He wondered at his own fastidiousness.
"I am like a child with a new toy," he thought, almost ashamed of the
intense interest he felt in this unknown girl.
At last he found an establishment that pleased him; a noble old mansion
at Fulham, surrounded by splendid grounds, and presided over by two
maiden sisters. It was a thoroughly aristocratic seminary, and the
ladies who kept it knew how to charge for the advantages of their
establishment.
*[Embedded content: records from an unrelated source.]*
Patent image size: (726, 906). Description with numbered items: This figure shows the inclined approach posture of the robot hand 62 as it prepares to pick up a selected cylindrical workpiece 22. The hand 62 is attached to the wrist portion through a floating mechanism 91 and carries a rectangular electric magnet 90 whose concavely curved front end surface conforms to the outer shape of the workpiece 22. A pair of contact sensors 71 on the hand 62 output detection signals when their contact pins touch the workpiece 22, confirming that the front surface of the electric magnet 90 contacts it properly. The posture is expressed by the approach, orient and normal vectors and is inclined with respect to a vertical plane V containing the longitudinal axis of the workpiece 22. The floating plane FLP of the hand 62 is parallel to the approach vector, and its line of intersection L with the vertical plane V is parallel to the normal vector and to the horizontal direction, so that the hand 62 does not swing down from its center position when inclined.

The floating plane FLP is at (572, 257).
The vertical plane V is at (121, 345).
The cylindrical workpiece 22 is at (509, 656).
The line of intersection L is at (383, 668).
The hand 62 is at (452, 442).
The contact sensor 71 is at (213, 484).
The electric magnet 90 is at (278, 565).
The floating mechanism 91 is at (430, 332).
Sir Oswald assented immediately to the Misses Beaumonts'
terms, and promised to bring the expected pupil in less than a week's
time.
"The young lady is a relation, I presume, Sir Oswald?" said the elder
Miss Beaumont.
"Yes," answered the baronet; "she is--a distant relative."
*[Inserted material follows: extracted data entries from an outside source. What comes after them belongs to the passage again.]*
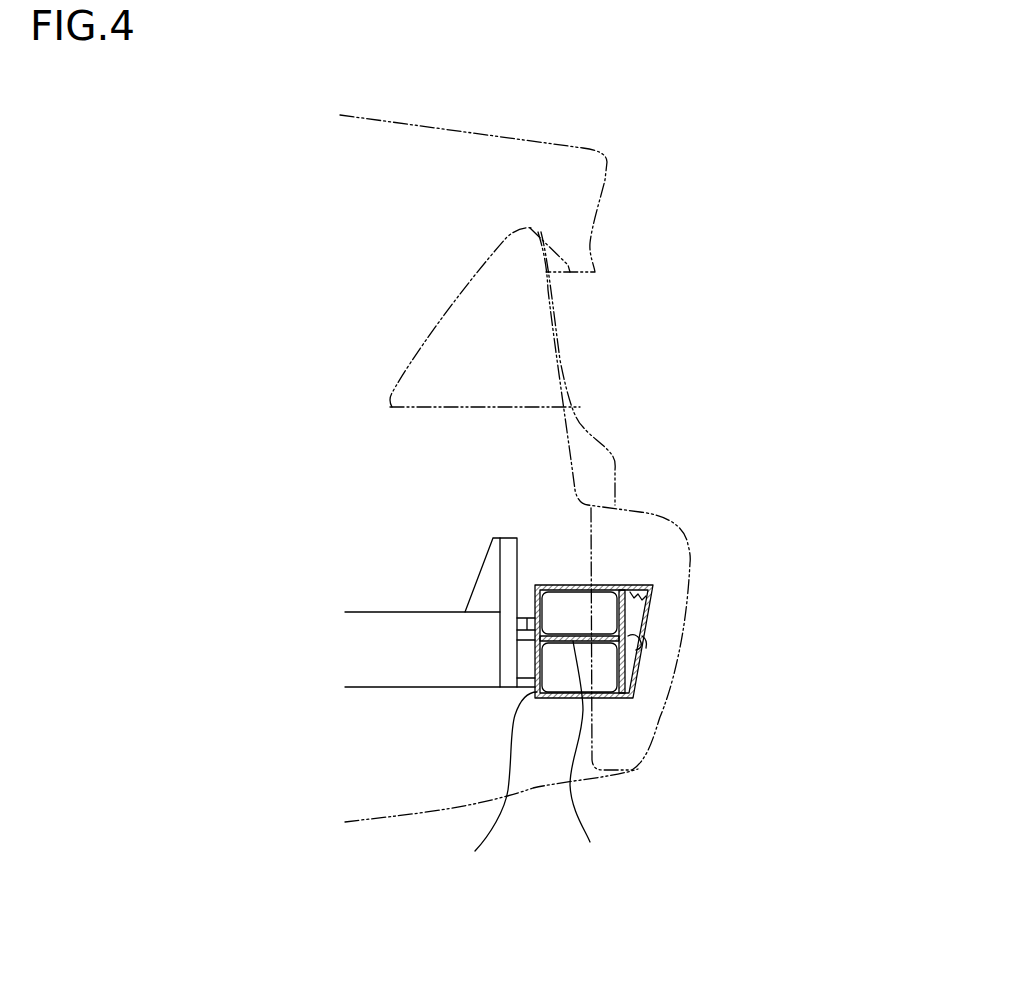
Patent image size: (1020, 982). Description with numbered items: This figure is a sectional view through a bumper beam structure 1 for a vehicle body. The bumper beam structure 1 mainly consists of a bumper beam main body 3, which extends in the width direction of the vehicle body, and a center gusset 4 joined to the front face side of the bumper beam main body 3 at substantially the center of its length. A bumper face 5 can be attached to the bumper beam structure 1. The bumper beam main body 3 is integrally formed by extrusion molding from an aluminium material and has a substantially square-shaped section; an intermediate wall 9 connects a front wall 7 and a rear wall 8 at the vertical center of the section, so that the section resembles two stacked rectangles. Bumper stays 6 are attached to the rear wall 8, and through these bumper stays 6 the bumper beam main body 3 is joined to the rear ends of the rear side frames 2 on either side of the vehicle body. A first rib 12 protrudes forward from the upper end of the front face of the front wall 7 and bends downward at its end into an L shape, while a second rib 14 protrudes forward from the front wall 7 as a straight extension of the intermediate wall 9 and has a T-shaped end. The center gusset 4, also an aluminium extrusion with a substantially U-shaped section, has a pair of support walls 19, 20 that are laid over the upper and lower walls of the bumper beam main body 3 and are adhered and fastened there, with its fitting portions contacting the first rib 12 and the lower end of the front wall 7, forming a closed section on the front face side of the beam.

The bumper beam structure 1 is at (657, 610).
The rear side frames 2 is at (392, 673).
The bumper beam main body 3 is at (496, 781).
The center gusset 4 is at (654, 592).
The bumper face 5 is at (660, 713).
The bumper stays 6 is at (527, 620).
The front wall 7 is at (625, 665).
The rear wall 8 is at (537, 644).
The intermediate wall 9 is at (584, 757).
The first rib 12 is at (623, 586).
The second rib 14 is at (643, 647).
The support wall 19 is at (560, 585).
The support wall 20 is at (558, 698).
If he had not been standing with his back to the light, the two ladies
might have seen a dusky flush suffuse his face as he pronounced these
words. Never before had he told so deliberate a falsehood. But he had
feared to tell the truth.
"They will never guess her secret from her manner," he thought; "and if
they question her, she will know how to baffle their curiosity."
On the very day that ended the stipulated week, Honoria Milford made
her appearance in Arlington Street. Sir Oswald was in his library,
seated in an easy-chair before the fire-place, with a book in his hand,
but with no power to concentrate his attention to its pages.